Image of award trophiesAt first blush this seems like a strange order, since one might reasonably believe that since the statuette belonged to Ms. Houston and then her estate, the owner could dispose of it as it pleased. However, the court precluded the sale because the very question of ownership is in issue. The Academy of Television Arts and Sciences, seeking tight control over the resale of its statuettes, had placed tough restrictions on the physical award. The Academy argued that although the award winner is allowed to take the statuette home, the Academy retains copyright ownership of it, which was apparent from a notice on the statuette that it “is the property of and all rights are reserved by the Academy.” The Academy contended the sale would violate copyright law and the law prohibiting conversion (that is, the civil equivalent of criminal theft).

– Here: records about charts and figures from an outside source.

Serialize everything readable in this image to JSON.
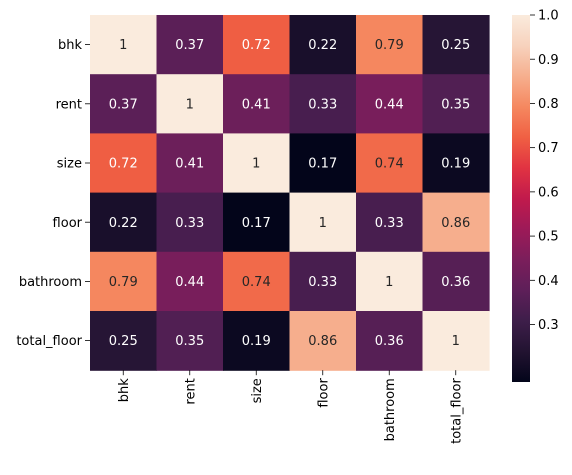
{
  "chart_data": {
    "type": "heatmap",
    "title": "",
    "row_labels": [
      "bhk",
      "rent",
      "size",
      "floor",
      "bathroom",
      "total_floor"
    ],
    "col_labels": [
      "bhk",
      "rent",
      "size",
      "floor",
      "bathroom",
      "total_floor"
    ],
    "values": [
      [
        1,
        0.37,
        0.72,
        0.22,
        0.79,
        0.25
      ],
      [
        0.37,
        1,
        0.41,
        0.33,
        0.44,
        0.35
      ],
      [
        0.72,
        0.41,
        1,
        0.17,
        0.74,
        0.19
      ],
      [
        0.22,
        0.33,
        0.17,
        1,
        0.33,
        0.86
      ],
      [
        0.79,
        0.44,
        0.74,
        0.33,
        1,
        0.36
      ],
      [
        0.25,
        0.35,
        0.19,
        0.86,
        0.36,
        1
      ]
    ],
    "cell_labels": [
      [
        "1",
        "0.37",
        "0.72",
        "0.22",
        "0.79",
        "0.25"
      ],
      [
        "0.37",
        "1",
        "0.41",
        "0.33",
        "0.44",
        "0.35"
      ],
      [
        "0.72",
        "0.41",
        "1",
        "0.17",
        "0.74",
        "0.19"
      ],
      [
        "0.22",
        "0.33",
        "0.17",
        "1",
        "0.33",
        "0.86"
      ],
      [
        "0.79",
        "0.44",
        "0.74",
        "0.33",
        "1",
        "0.36"
      ],
      [
        "0.25",
        "0.35",
        "0.19",
        "0.86",
        "0.36",
        "1"
      ]
    ],
    "colorbar": {
      "range": [
        0.17,
        1.0
      ],
      "ticks": [
        0.3,
        0.4,
        0.5,
        0.6,
        0.7,
        0.8,
        0.9,
        1.0
      ],
      "tick_labels": [
        "0.3",
        "0.4",
        "0.5",
        "0.6",
        "0.7",
        "0.8",
        "0.9",
        "1.0"
      ],
      "colormap": "rocket"
    },
    "colormap_stops": [
      "#03051a",
      "#221331",
      "#3e1e4a",
      "#5e1f59",
      "#7b1e5b",
      "#9d1a58",
      "#c11a4c",
      "#e13342",
      "#f06043",
      "#f58860",
      "#f6af8e",
      "#f7d2bd",
      "#faebdd"
    ],
    "dark_text_color": "#262626",
    "light_text_color": "#ffffff"
  }
}
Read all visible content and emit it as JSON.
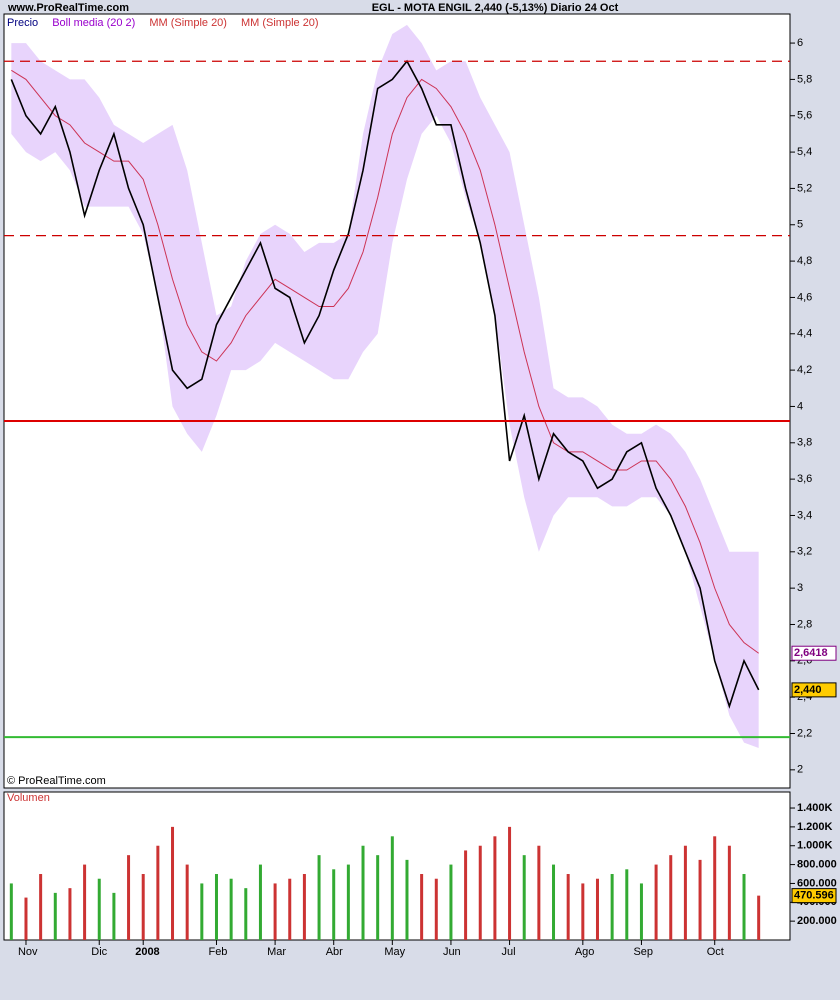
{
  "header": {
    "site": "www.ProRealTime.com",
    "title": "EGL - MOTA ENGIL    2,440 (-5,13%)    Diario  24 Oct",
    "copyright": "© ProRealTime.com"
  },
  "chart_data": [
    {
      "type": "line",
      "legend": [
        {
          "name": "Precio",
          "color": "#000080"
        },
        {
          "name": "Boll media (20 2)",
          "color": "#9900cc"
        },
        {
          "name": "MM (Simple 20)",
          "color": "#cc3333"
        },
        {
          "name": "MM (Simple 20)",
          "color": "#cc3333"
        }
      ],
      "categories": [
        null,
        "Nov",
        null,
        null,
        null,
        null,
        "Dic",
        null,
        null,
        "2008",
        null,
        null,
        null,
        null,
        "Feb",
        null,
        null,
        null,
        "Mar",
        null,
        null,
        null,
        "Abr",
        null,
        null,
        null,
        "May",
        null,
        null,
        null,
        "Jun",
        null,
        null,
        null,
        "Jul",
        null,
        null,
        null,
        null,
        "Ago",
        null,
        null,
        null,
        "Sep",
        null,
        null,
        null,
        null,
        "Oct",
        null,
        null,
        null
      ],
      "series": [
        {
          "kind": "band",
          "color": "#e8d4fc",
          "upper": [
            6.0,
            6.0,
            5.9,
            5.85,
            5.8,
            5.8,
            5.7,
            5.55,
            5.5,
            5.45,
            5.5,
            5.55,
            5.3,
            4.9,
            4.5,
            4.55,
            4.8,
            4.95,
            5.0,
            4.95,
            4.85,
            4.9,
            4.9,
            4.95,
            5.5,
            5.85,
            6.05,
            6.1,
            6.0,
            5.85,
            5.9,
            5.9,
            5.7,
            5.55,
            5.4,
            5.0,
            4.6,
            4.1,
            4.05,
            4.05,
            4.0,
            3.9,
            3.85,
            3.85,
            3.9,
            3.85,
            3.75,
            3.6,
            3.4,
            3.2,
            3.2,
            3.2
          ],
          "lower": [
            5.5,
            5.4,
            5.35,
            5.4,
            5.3,
            5.1,
            5.1,
            5.1,
            5.1,
            4.95,
            4.6,
            4.0,
            3.85,
            3.75,
            3.95,
            4.2,
            4.2,
            4.25,
            4.35,
            4.3,
            4.25,
            4.2,
            4.15,
            4.15,
            4.3,
            4.4,
            4.9,
            5.25,
            5.5,
            5.6,
            5.45,
            5.15,
            4.9,
            4.5,
            3.9,
            3.5,
            3.2,
            3.4,
            3.5,
            3.5,
            3.5,
            3.45,
            3.45,
            3.5,
            3.5,
            3.4,
            3.2,
            2.9,
            2.6,
            2.3,
            2.15,
            2.12
          ]
        },
        {
          "kind": "line",
          "color": "#cc3355",
          "values": [
            5.85,
            5.8,
            5.7,
            5.6,
            5.55,
            5.45,
            5.4,
            5.35,
            5.35,
            5.25,
            5.0,
            4.7,
            4.45,
            4.3,
            4.25,
            4.35,
            4.5,
            4.6,
            4.7,
            4.65,
            4.6,
            4.55,
            4.55,
            4.65,
            4.85,
            5.15,
            5.5,
            5.7,
            5.8,
            5.75,
            5.65,
            5.5,
            5.3,
            5.0,
            4.65,
            4.3,
            4.0,
            3.8,
            3.75,
            3.75,
            3.7,
            3.65,
            3.65,
            3.7,
            3.7,
            3.6,
            3.45,
            3.25,
            3.0,
            2.8,
            2.7,
            2.6418
          ]
        },
        {
          "kind": "line",
          "color": "#000000",
          "values": [
            5.8,
            5.6,
            5.5,
            5.65,
            5.4,
            5.05,
            5.3,
            5.5,
            5.2,
            5.0,
            4.6,
            4.2,
            4.1,
            4.15,
            4.45,
            4.6,
            4.75,
            4.9,
            4.65,
            4.6,
            4.35,
            4.5,
            4.75,
            4.95,
            5.3,
            5.75,
            5.8,
            5.9,
            5.75,
            5.55,
            5.55,
            5.2,
            4.9,
            4.5,
            3.7,
            3.95,
            3.6,
            3.85,
            3.75,
            3.7,
            3.55,
            3.6,
            3.75,
            3.8,
            3.55,
            3.4,
            3.2,
            3.0,
            2.6,
            2.35,
            2.6,
            2.44
          ]
        }
      ],
      "levels": [
        {
          "value": 5.9,
          "color": "#cc0000",
          "style": "dashed"
        },
        {
          "value": 4.94,
          "color": "#cc0000",
          "style": "dashed"
        },
        {
          "value": 3.92,
          "color": "#dd0000",
          "style": "solid"
        },
        {
          "value": 2.18,
          "color": "#33bb33",
          "style": "solid"
        }
      ],
      "last_labels": [
        {
          "value": 2.6418,
          "label": "2,6418",
          "color": "#ffffff",
          "border": "#800080",
          "text_color": "#800080"
        },
        {
          "value": 2.44,
          "label": "2,440",
          "color": "#ffcc00",
          "border": "#000000",
          "text_color": "#000000"
        }
      ],
      "ylim": [
        1.9,
        6.16
      ],
      "yticks": [
        2,
        {
          "value": 2.2,
          "label": "2,2"
        },
        {
          "value": 2.4,
          "label": "2,4"
        },
        {
          "value": 2.6,
          "label": "2,6"
        },
        {
          "value": 2.8,
          "label": "2,8"
        },
        3,
        {
          "value": 3.2,
          "label": "3,2"
        },
        {
          "value": 3.4,
          "label": "3,4"
        },
        {
          "value": 3.6,
          "label": "3,6"
        },
        {
          "value": 3.8,
          "label": "3,8"
        },
        4,
        {
          "value": 4.2,
          "label": "4,2"
        },
        {
          "value": 4.4,
          "label": "4,4"
        },
        {
          "value": 4.6,
          "label": "4,6"
        },
        {
          "value": 4.8,
          "label": "4,8"
        },
        5,
        {
          "value": 5.2,
          "label": "5,2"
        },
        {
          "value": 5.4,
          "label": "5,4"
        },
        {
          "value": 5.6,
          "label": "5,6"
        },
        {
          "value": 5.8,
          "label": "5,8"
        },
        6
      ]
    },
    {
      "type": "bar",
      "title": "Volumen",
      "values": [
        600000,
        450000,
        700000,
        500000,
        550000,
        800000,
        650000,
        500000,
        900000,
        700000,
        1000000,
        1200000,
        800000,
        600000,
        700000,
        650000,
        550000,
        800000,
        600000,
        650000,
        700000,
        900000,
        750000,
        800000,
        1000000,
        900000,
        1100000,
        850000,
        700000,
        650000,
        800000,
        950000,
        1000000,
        1100000,
        1200000,
        900000,
        1000000,
        800000,
        700000,
        600000,
        650000,
        700000,
        750000,
        600000,
        800000,
        900000,
        1000000,
        850000,
        1100000,
        1000000,
        700000,
        470596
      ],
      "up_color": "#33aa33",
      "down_color": "#cc3333",
      "last_label": {
        "value": 470596,
        "label": "470.596"
      },
      "ylim": [
        0,
        1570000
      ],
      "yticks": [
        {
          "value": 200000,
          "label": "200.000"
        },
        {
          "value": 400000,
          "label": "400.000"
        },
        {
          "value": 600000,
          "label": "600.000"
        },
        {
          "value": 800000,
          "label": "800.000"
        },
        {
          "value": 1000000,
          "label": "1.000K"
        },
        {
          "value": 1200000,
          "label": "1.200K"
        },
        {
          "value": 1400000,
          "label": "1.400K"
        }
      ]
    }
  ]
}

The estate tried to turn the matter into a contract issue, arguing Houston had not agreed to the written notice and therefore could freely sell the statuette. The court rejected that contention, noting that the question was not one of contract but of the Academy’s ownership by virtue of the notice. The restraining order will be followed shortly by a motion for preliminary injunction, in which the Academy will have to demonstrate its likelihood of prevailing in the lawsuit in order to continue to prevent the sale.

The Oscars folks—the Academy of Motion Picture Arts and Sciences-- are even more tight-fisted, apparently, than the television Academy, as the former claims tight copyright and trademark control over its highly recognizable statuette and even imposes a contract on winners that they may not sell their statuette without first offering to sell it back to the Academy—for a whopping $10.

The moral of the story? One is that if you’re in show biz for the profit you might make on the sale of your prize, fuggedaboudit. More usefully, recognize that while the objects you think you own usually are yours to do with as you please, some items come with restrictions that you ignore at your peril. Better, though, to focus on how to win the big prize, come Emmys or Oscars time.